Earlier in the day, I was so heartened, when I arrived for the emergency operation.  I flew into San Francisco the night before from winter, leaving my family and a successful art season in the North West. My sister, who had taken two days off from her horse training, left her husband and her baby with our mother, and was driving our father up from her farm in Interlaken. He had spent the week walking to photograph, his art practice is seeing. We three were ready, and basically healthy, except for a misdiagnosed tumor that had been growing for too long. All cancer aside, we felt strong. 

Arrival destination.

Arrival destination.

I sat in a fully windowed hallway on a bench in the middle of a mural under a poem. Pulling my legs up, and tucking them under me, I sipped my (actually very good) Americano from the in-house coffee shop, I watched my dad and sister arrive. I was participating in what was clearly to become the money shot of the day.  Clearly. 

Upstairs the art moved back into frames, and they lived in the hall ways. They were destinations as the week wore on, for the patient, and us the dutiful daughters, to see as a reward for getting up and moving. Hobbling at first from exhaustion, we would move through the halls, dad resting on window sills to make phone calls, or to look at the view. 

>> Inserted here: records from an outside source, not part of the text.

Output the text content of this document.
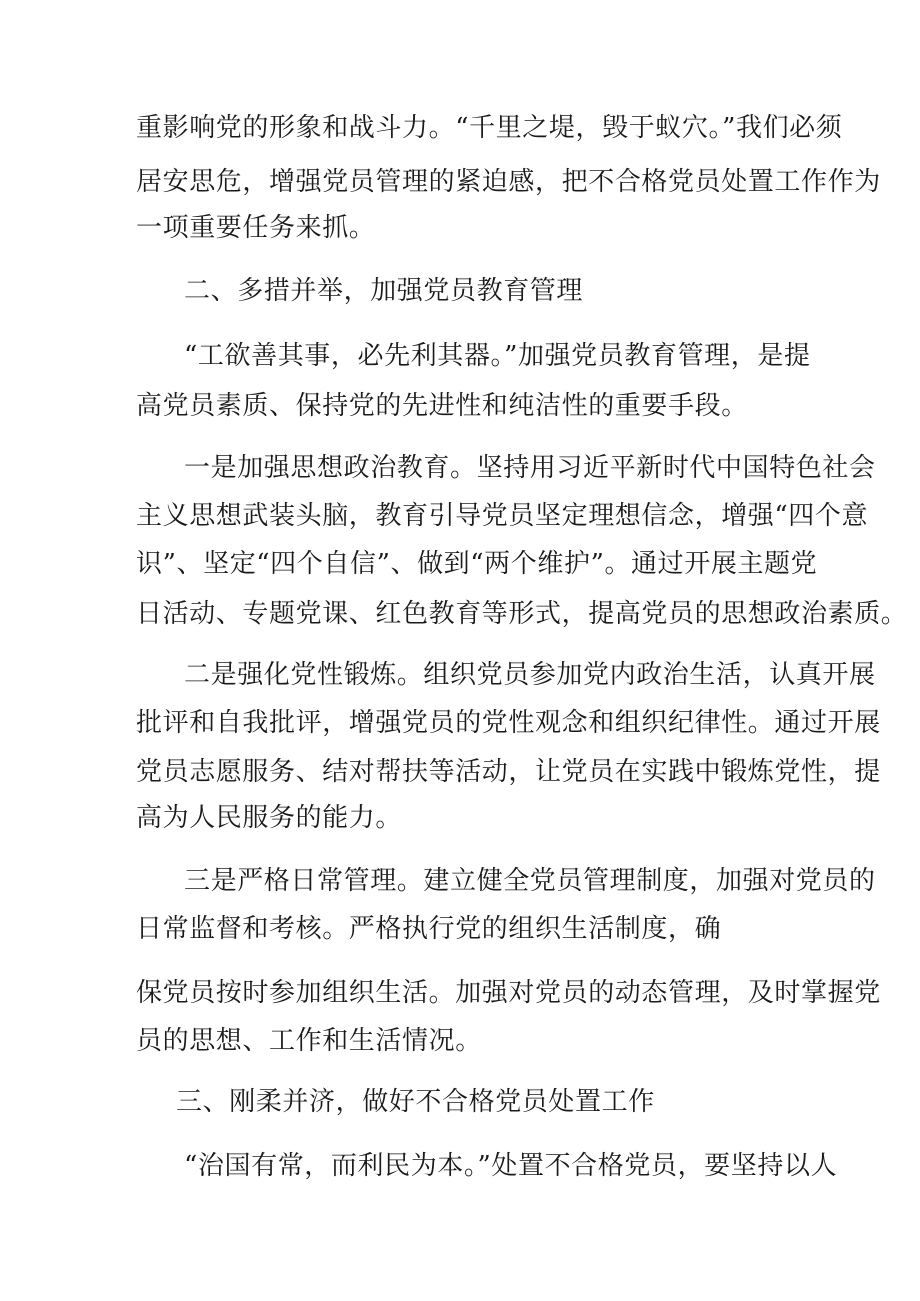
重影响党的形象和战斗力。“千里之堤，毁于蚁穴。”我们必须
居安思危，增强党员管理的紧迫感，把不合格党员处置工作作为
一项重要任务来抓。
二、多措并举，加强党员教育管理
“工欲善其事，必先利其器。”加强党员教育管理，是提
高党员素质、保持党的先进性和纯洁性的重要手段。
一是加强思想政治教育。坚持用习近平新时代中国特色社会
主义思想武装头脑，教育引导党员坚定理想信念，增强“四个意
识”、坚定“四个自信”、做到“两个维护”。通过开展主题党
日活动、专题党课、红色教育等形式，提高党员的思想政治素质。
二是强化党性锻炼。组织党员参加党内政治生活，认真开展
批评和自我批评，增强党员的党性观念和组织纪律性。通过开展
党员志愿服务、结对帮扶等活动，让党员在实践中锻炼党性，提
高为人民服务的能力。
三是严格日常管理。建立健全党员管理制度，加强对党员的
日常监督和考核。严格执行党的组织生活制度，确
保党员按时参加组织生活。加强对党员的动态管理，及时掌握党
员的思想、工作和生活情况。
三、刚柔并济，做好不合格党员处置工作
“治国有常，而利民为本。”处置不合格党员，要坚持以人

Talking to his dear mother Mary.

Talking to his dear mother Mary.

 

We would discuss the art, or the bygone process of silver prints. We found children's work and favored artists, sharing the halls. We explored to remember we could. When mobility was our friend, we found a patio, next to my father's room. Protected from the windy elements, we sun bathed. 

Sun. 

Sun. 

 

As we sat, the outside reminded us that when this was all through, there was still a world moving and building and growing. We were overdue for a real walk and the practice of seeing.

Long gone are the days to use the hospital as a place to heal and recover. That is best done at home.  Staph is not a fun virus to play with, there was enough with the touch of Cancer that held us there.  

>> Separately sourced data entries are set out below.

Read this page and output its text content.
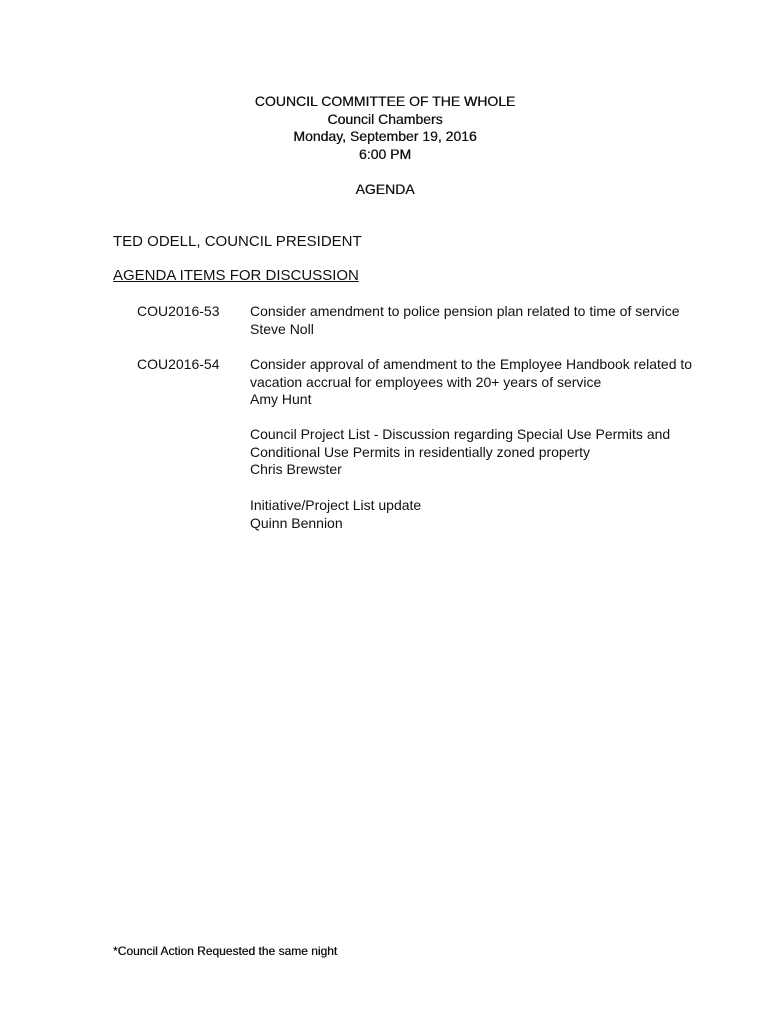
COUNCIL COMMITTEE OF THE WHOLE
Council Chambers
Monday, September 19, 2016
6:00 PM
AGENDA
TED ODELL, COUNCIL PRESIDENT
AGENDA ITEMS FOR DISCUSSION
COU2016-53 Consider amendment to police pension plan related to time of service
Steve Noll
COU2016-54 Consider approval of amendment to the Employee Handbook related to
vacation accrual for employees with 20+ years of service
Amy Hunt
Council Project List - Discussion regarding Special Use Permits and
Conditional Use Permits in residentially zoned property
Chris Brewster
Initiative/Project List update
Quinn Bennion
*Council Action Requested the same night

And yet, healing begins in the quiet moments between beeping monitors and pin pricks. 

Between catheters and drug needs. Minds need quieting, love without requests. 

Elizabeth, and Bill

Elizabeth, and Bill

Exhausted from helping the healing, and tracking the details. Reactions and expectations, and explaining to each new person the nuances that made up Bill Anderson.

I just wanted a layer of art, to silently sits with us, without all the small talk. I didn’t want the Rob Lowe voice, which was actually Matthew Brodrick's to cross my consciousness. Thirty years later the role of art in hospitals and healing centers still hangs on science’s approval. Certainly, our dad had survived before, and he would again.

Let's get out of here.

Let's get out of here.

 

If only to get back to what was important, walking and seeing.